Here’s an example: someone sends you a link via text message. You click on the link and visit the web page. However, Google Analytics and other tracking software don’t know you came from a text. They can’t track that, so they mark it as referrer traffic. That implies to you that people had your website saved or they typed the URL into the search bar directly. However, as you see, that’s not quite the full story. Someone shared the link with you because they thought it was relevant to you.

Why are we talking about this today? Well, it is one of the largest growing ways people are surfing the web. Dark social has been reported to be responsible for 84 percent of outbound sharing. It’s a big deal!

Ross Quintana is CEO of Social Magnets and, according to him, how we are marketing is becoming increasingly personalized and data-drive. “With dark social, if all these conversations are moving out of that public broadcast section, even the private ones, and moving into a private scenario, how do we get the attribution?” he said.

“This creates a big problem for marketers,” Quintana said. “If you can’t see those conversations, if it’s not showing in your native analytics, it creates a real problem.”

When this happens, you can end up seeing dwindling numbers in the analytics. However, it’s not necessarily the case since you could be missing a whole chunk of traffic acquisition. So therein lies the big problem. How do you know if the stuff you’re creating is working? How can you prove you are getting people interested?

“Especially when you’re trying to sell a campaign to a client or to your manager,” Quintana added.

Why does this matter to brands?

Dark social is not just about analytics or attribution.

“The herd has moved, right?” Quintana said. “We have to figure out as marketers, how does that affect us? How do we utilize that in a genuine and authentic relationship?”

When it comes to marketing in dark social and through messenger, you have to take a different approach. The game has changed because dark social is a scared space. It’s a private conversation.

“It’s going from broadcast to bestie,” Quintana said.

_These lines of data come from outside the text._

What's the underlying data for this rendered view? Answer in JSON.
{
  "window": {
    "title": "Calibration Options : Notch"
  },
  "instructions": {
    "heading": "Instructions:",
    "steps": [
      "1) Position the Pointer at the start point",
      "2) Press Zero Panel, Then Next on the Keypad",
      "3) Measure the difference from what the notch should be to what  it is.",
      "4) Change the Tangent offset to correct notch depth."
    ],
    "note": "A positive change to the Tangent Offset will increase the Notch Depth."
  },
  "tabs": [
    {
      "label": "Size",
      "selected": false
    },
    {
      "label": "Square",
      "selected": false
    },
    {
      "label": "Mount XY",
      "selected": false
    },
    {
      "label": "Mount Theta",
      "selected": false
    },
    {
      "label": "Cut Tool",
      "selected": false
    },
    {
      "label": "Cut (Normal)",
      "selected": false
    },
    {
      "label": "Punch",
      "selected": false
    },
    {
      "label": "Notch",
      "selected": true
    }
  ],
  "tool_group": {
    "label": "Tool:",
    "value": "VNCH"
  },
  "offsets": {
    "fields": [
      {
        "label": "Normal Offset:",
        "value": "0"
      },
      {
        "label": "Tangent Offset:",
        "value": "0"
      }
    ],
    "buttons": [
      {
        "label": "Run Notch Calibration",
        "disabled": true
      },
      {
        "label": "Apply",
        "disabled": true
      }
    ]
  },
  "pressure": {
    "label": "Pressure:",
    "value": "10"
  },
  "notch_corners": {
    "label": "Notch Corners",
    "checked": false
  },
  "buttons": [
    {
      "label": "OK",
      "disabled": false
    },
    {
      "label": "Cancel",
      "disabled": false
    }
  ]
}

How to accurately measure social traffic moving forward

You can use short links for web pages you want to track, either through bit.ly or built-in tools like GetSocial (which advertises its dark social analytics capabilities). But, Quintana said, there’s no great way or a catch-all way to track this kind of traffic for the time being. Eventually, AI and deep learning may help. Until then, he said that if 84 percent of your outbound traffic really is dark social traffic, all it means is you’re doing three times as well as you think you are. “I just can’t track that in any meaningful way, because I don’t know” Quintana continued.

You can think through your analytics and start to recognize when dark social sharing is happening on your website. You’ll have a lot of referrer traffic. Especially to blog pages that most people wouldn’t have saved in the browser or be able to type in through memory alone. That indicates that it was shared privately between people.

Ultimately, that means even more than a share on Facebook, Quintana said.

“If you can make that content so high-quality, so compelling, and targeted,” he explained. “Then guess what, you can now without having a feedback signal that you’re getting a lot of exposure.”

Quintana compared dark social to public comments. “A comment requires me to think and stop and say something, and then I’m publicly saying something, so it has to be something that—people are self-conscious of all those things,” he said. “The cool thing about dark social is that copying the link and sharing it with a friend tells me that post is quality.”

The discussion and attention gained through dark social sharing are incredibly valuable. So, be aware that this is happening and it’s growing. One-to-one conversations are still many peoples’ preferred way of communicating. How can you use and apply this knowledge to your brand and help facilitate some of those conversations?


Have you seen a lot of referred traffic on your website? Your brand could be seeing a lot of traffic from dark social sharing. Now that you know, how can you foresee yourself trying to increase this traffic and take advantage of this valuable way of communication?